Она метнулась в прихожую, принялась рыться в карманах Катиного пуховика.
Бешенство ударило Кате в голову. Оно сидело где-то в глубине души с того момента, как она увидела жалкую Антуанетту, пришибленно выбиравшуюся из ванной. Но до этой секунды Кате удалось заглушать его. Теперь же, не сдерживаясь, она бросилась по коридору к сестре мужа, оттолкнув по дороге свекровь, очень вовремя выглянувшую из комнаты.
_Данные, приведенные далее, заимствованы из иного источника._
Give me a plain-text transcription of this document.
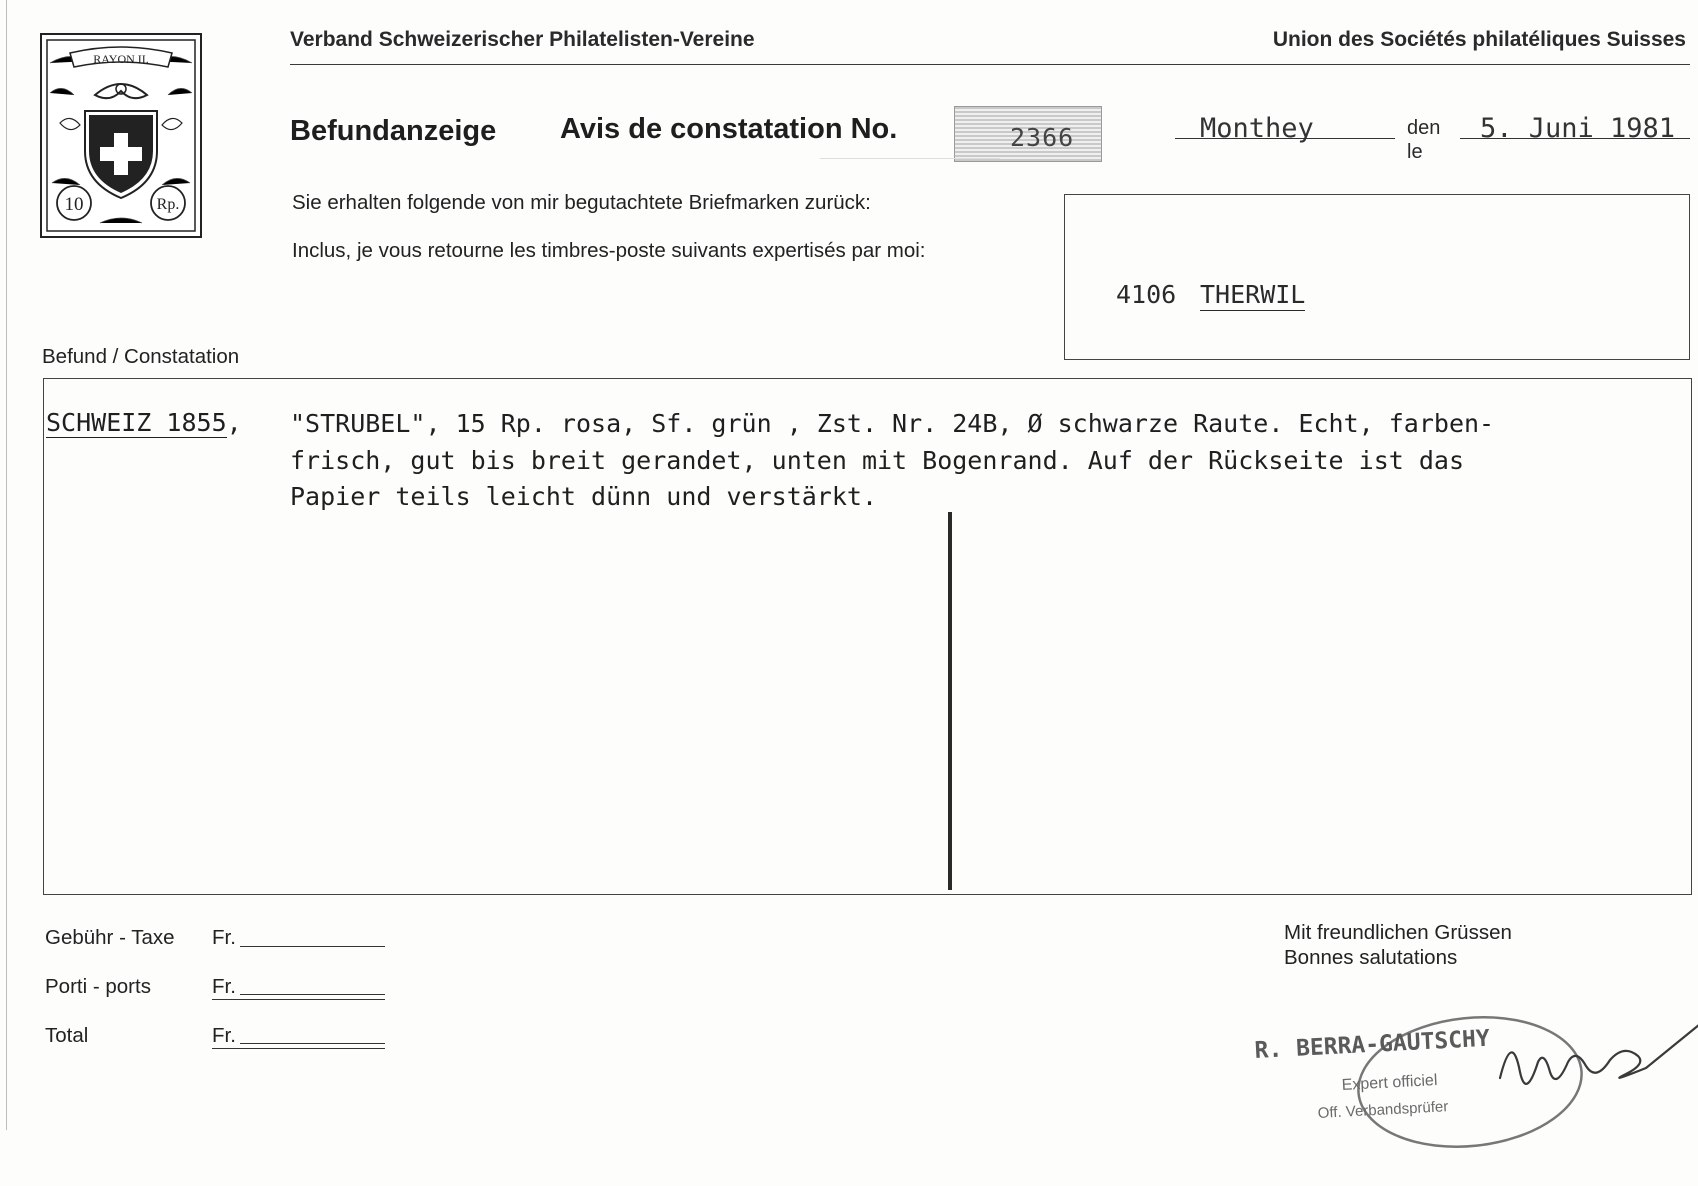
RAYON II.
10	Rp.
Verband Schweizerischer Philatelisten-Vereine	Union des Sociétés philatéliques Suisses
Befundanzeige Avis de constatation No.	2366	Monthey	den
le
5. Juni 1981
Sie erhalten folgende von mir begutachtete Briefmarken zurück:
Inclus, je vous retourne les timbres-poste suivants expertisés par moi:
4106 THERWIL
Befund / Constatation
SCHWEIZ 1855, "STRUBEL", 15 Rp. rosa, Sf. grün , Zst. Nr. 24B, Ø schwarze Raute. Echt, farben-
frisch, gut bis breit gerandet, unten mit Bogenrand. Auf der Rückseite ist das
Papier teils leicht dünn und verstärkt.
Gebühr - Taxe Fr.
Porti - ports	Fr.
Total	Fr.
Mit freundlichen Grüssen
Bonnes salutations
R. BERRA-GAUTSCHY
Expert officiel
Off. Verbandsprüfer
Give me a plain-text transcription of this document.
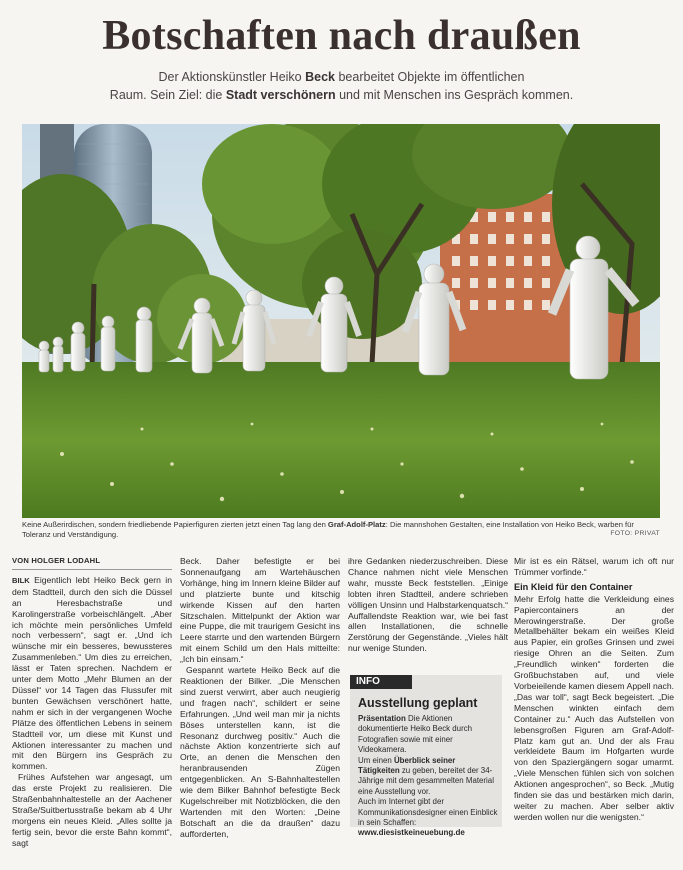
Botschaften nach draußen
Der Aktionskünstler Heiko Beck bearbeitet Objekte im öffentlichen
Raum. Sein Ziel: die Stadt verschönern und mit Menschen ins Gespräch kommen.
Keine Außerirdischen, sondern friedliebende Papierfiguren zierten jetzt einen Tag lang den Graf-Adolf-Platz: Die mannshohen Gestalten, eine Installation von Heiko Beck, warben für Toleranz und Verständigung.	FOTO: PRIVAT
VON HOLGER LODAHL

BILK Eigentlich lebt Heiko Beck gern in dem Stadtteil, durch den sich die Düssel an Heresbachstraße und Karolingerstraße vorbeischlängelt. „Aber ich möchte mein persönliches Umfeld noch verbessern“, sagt er. „Und ich wünsche mir ein besseres, bewussteres Zusammenleben.“ Um dies zu erreichen, lässt er Taten sprechen. Nachdem er unter dem Motto „Mehr Blumen an der Düssel“ vor 14 Tagen das Flussufer mit bunten Gewächsen verschönert hatte, nahm er sich in der vergangenen Woche Plätze des öffentlichen Lebens in seinem Stadtteil vor, um diese mit Kunst und Aktionen interessanter zu machen und mit den Bürgern ins Gespräch zu kommen.

Frühes Aufstehen war angesagt, um das erste Projekt zu realisieren. Die Straßenbahnhaltestelle an der Aachener Straße/Suitbertusstraße bekam ab 4 Uhr morgens ein neues Kleid. „Alles sollte ja fertig sein, bevor die erste Bahn kommt“, sagt

Beck. Daher befestigte er bei Sonnenaufgang am Wartehäuschen Vorhänge, hing im Innern kleine Bilder auf und platzierte bunte und kitschig wirkende Kissen auf den harten Sitzschalen. Mittelpunkt der Aktion war eine Puppe, die mit traurigem Gesicht ins Leere starrte und den wartenden Bürgern mit einem Schild um den Hals mitteilte: „Ich bin einsam.“

Gespannt wartete Heiko Beck auf die Reaktionen der Bilker. „Die Menschen sind zuerst verwirrt, aber auch neugierig und fragen nach“, schildert er seine Erfahrungen. „Und weil man mir ja nichts Böses unterstellen kann, ist die Resonanz durchweg positiv.“ Auch die nächste Aktion konzentrierte sich auf Orte, an denen die Menschen den heranbrausenden Zügen entgegenblicken. An S-Bahnhaltestellen wie dem Bilker Bahnhof befestigte Beck Kugelschreiber mit Notizblöcken, die den Wartenden mit den Worten: „Deine Botschaft an die da draußen“ dazu aufforderten,

ihre Gedanken niederzuschreiben. Diese Chance nahmen nicht viele Menschen wahr, musste Beck feststellen. „Einige lobten ihren Stadtteil, andere schrieben völligen Unsinn und Halbstarkenquatsch.“ Auffallendste Reaktion war, wie bei fast allen Installationen, die schnelle Zerstörung der Gegenstände. „Vieles hält nur wenige Stunden.

Mir ist es ein Rätsel, warum ich oft nur Trümmer vorfinde.“

Ein Kleid für den Container

Mehr Erfolg hatte die Verkleidung eines Papiercontainers an der Merowingerstraße. Der große Metallbehälter bekam ein weißes Kleid aus Papier, ein großes Grinsen und zwei riesige Ohren an die Seiten. Zum „Freundlich winken“ forderten die Großbuchstaben auf, und viele Vorbeieilende kamen diesem Appell nach. „Das war toll“, sagt Beck begeistert. „Die Menschen winkten einfach dem Container zu.“ Auch das Aufstellen von lebensgroßen Figuren am Graf-Adolf-Platz kam gut an. Und der als Frau verkleidete Baum im Hofgarten wurde von den Spaziergängern sogar umarmt. „Viele Menschen fühlen sich von solchen Aktionen angesprochen“, so Beck. „Mutig finden sie das und bestärken mich darin, weiter zu machen. Aber selber aktiv werden wollen nur die wenigsten.“

INFO
Ausstellung geplant

Präsentation Die Aktionen dokumentierte Heiko Beck durch Fotografien sowie mit einer Videokamera.

Um einen Überblick seiner Tätigkeiten zu geben, bereitet der 34-Jährige mit dem gesammelten Material eine Ausstellung vor.

Auch im Internet gibt der Kommunikationsdesigner einen Einblick in sein Schaffen:

www.diesistkeineuebung.de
Не помня себя от ярости, Катя оторвала тонкие цепкие ручки Седы от пуховика и изо всей силы толкнула ее на пол. Золовка свалилась, но тут же вскочила и пошла на Катю, выставив вперед маленькие острые кулачки. С распущенными черными волосами, злыми глазами она была похожа на ведьму, и Катя попятилась от нее, на секунду испугавшись.
– Седа, с ума сошла?!
Диана Арутюновна обхватила дочь сзади, потащила к себе, ругаясь. Седа брыкалась, но силы были неравны. Мать затащила ее в комнату и захлопнула дверь, не обращая внимания на Катю. Из гостиной донеслись громкие голоса, стихнувшие, как только кто-то из соседей сверху ударил по батарее. «Бом-бом-бом!» – пошло отзываться по всему дому.
– Сколько еще это будет повторяться?
Катя села в кухне на табуретку, заставила себя не прислушиваться к голосам из-за комнаты.
«Седа становится все менее управляемой. Пока ее держит в узде мать. Но мы только что чуть не подрались всерьез. Что будет дальше?»
– Котенок, что случилось?
Артур вышел из комнаты в одних трусах – высокий, поджарый, длинноногий. Кате безумно нравилась его фигура, но сейчас она поймала себя на том, что ей не хочется смотреть на мужа. И не хочется, чтобы он обнимал ее, прижимался к ней своим красивым смуглым телом.
Артур, встревожено глянув в сторону комнаты, откуда доносилась ругань его матери и сестры, подошел к жене, присел на корточки и постарался обнять ее покрепче. Катя вывернулась, встала.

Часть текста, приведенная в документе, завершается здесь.